IRIS: Learning-Driven Task-Specific Cinema Robot Arm for Visuomotor Motion Control
This addresses the problem of limited adoption of robotic camera systems in cinema due to cost and complexity, offering a low-cost, learning-based alternative.
The authors tackled the high cost and complexity of robotic camera systems by developing IRIS, a 6-DOF manipulator that learns cinematic motions from human demonstrations using a visuomotor imitation learning framework, resulting in a platform costing under $1,000 USD with 1 mm repeatability.

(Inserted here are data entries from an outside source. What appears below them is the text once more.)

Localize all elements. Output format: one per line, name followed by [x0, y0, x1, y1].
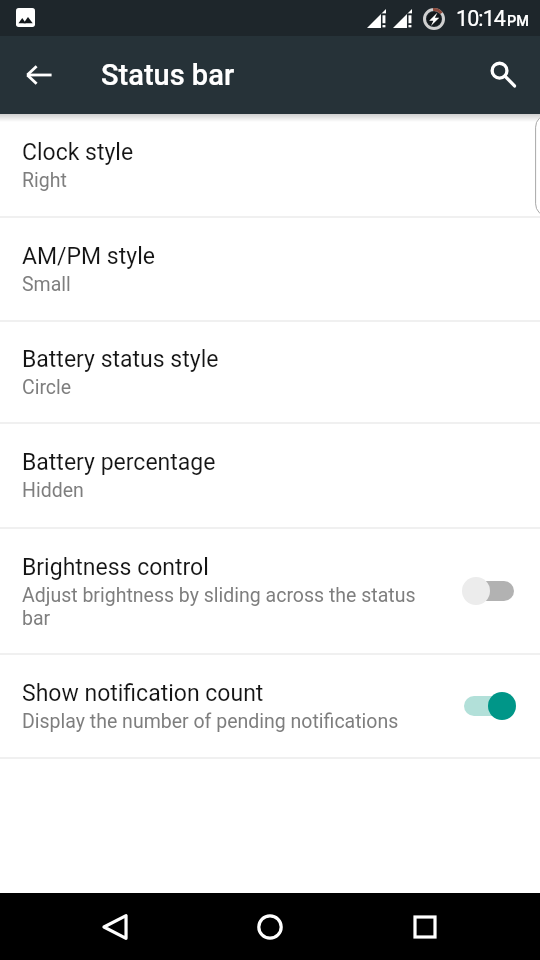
staticText: Battery percentage [22, 449, 216, 476]
staticText: Circle [22, 376, 72, 399]
staticText: AM/PM style [22, 243, 155, 270]
staticText: Adjust brightness by sliding across the … [22, 584, 426, 630]
staticText: Hidden [22, 479, 84, 502]
staticText: Clock style [22, 139, 134, 166]
button[interactable]: Recent apps [394, 896, 456, 958]
button[interactable]: Toggle off [458, 569, 520, 613]
staticText: Small [22, 273, 71, 296]
button[interactable]: Search [474, 46, 532, 104]
staticText: Status bar [101, 58, 235, 92]
button[interactable]: Battery status style [0, 322, 540, 422]
staticText: Brightness control [22, 554, 209, 581]
staticText: PM [507, 13, 529, 30]
button[interactable]: Back [84, 896, 146, 958]
button[interactable]: AM/PM style [0, 218, 540, 320]
button[interactable]: Clock style [0, 114, 540, 216]
staticText: Right [22, 169, 67, 192]
button[interactable]: Navigate up [10, 46, 68, 104]
staticText: Battery status style [22, 346, 219, 373]
staticText: Show notification count [22, 680, 264, 707]
button[interactable]: Show notification count [0, 655, 540, 757]
button[interactable]: Battery percentage [0, 424, 540, 527]
button[interactable]: Home [239, 896, 301, 958]
staticText: Display the number of pending notificati… [22, 710, 399, 733]
button[interactable]: Toggle on [458, 684, 520, 728]
button[interactable]: Brightness control [0, 529, 540, 653]
staticText: 10:14 [456, 6, 506, 31]
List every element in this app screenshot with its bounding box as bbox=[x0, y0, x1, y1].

Robotic camera systems enable dynamic, repeatable motion beyond human capabilities, yet their adoption remains limited by the high cost and operational complexity of industrial-grade platforms. We present the Intelligent Robotic Imaging System (IRIS), a task-specific 6-DOF manipulator designed for autonomous, learning-driven cinematic motion control. IRIS integrates a lightweight, fully 3D-printed hardware design with a goal-conditioned visuomotor imitation learning framework based on Action Chunking with Transformers (ACT). The system learns object-aware and perceptually smooth camera trajectories directly from human demonstrations, eliminating the need for explicit geometric programming. The complete platform costs under $1,000 USD, supports a 1.5 kg payload, and achieves approximately 1 mm repeatability. Real-world experiments demonstrate accurate trajectory tracking, reliable autonomous execution, and generalization across diverse cinematic motions.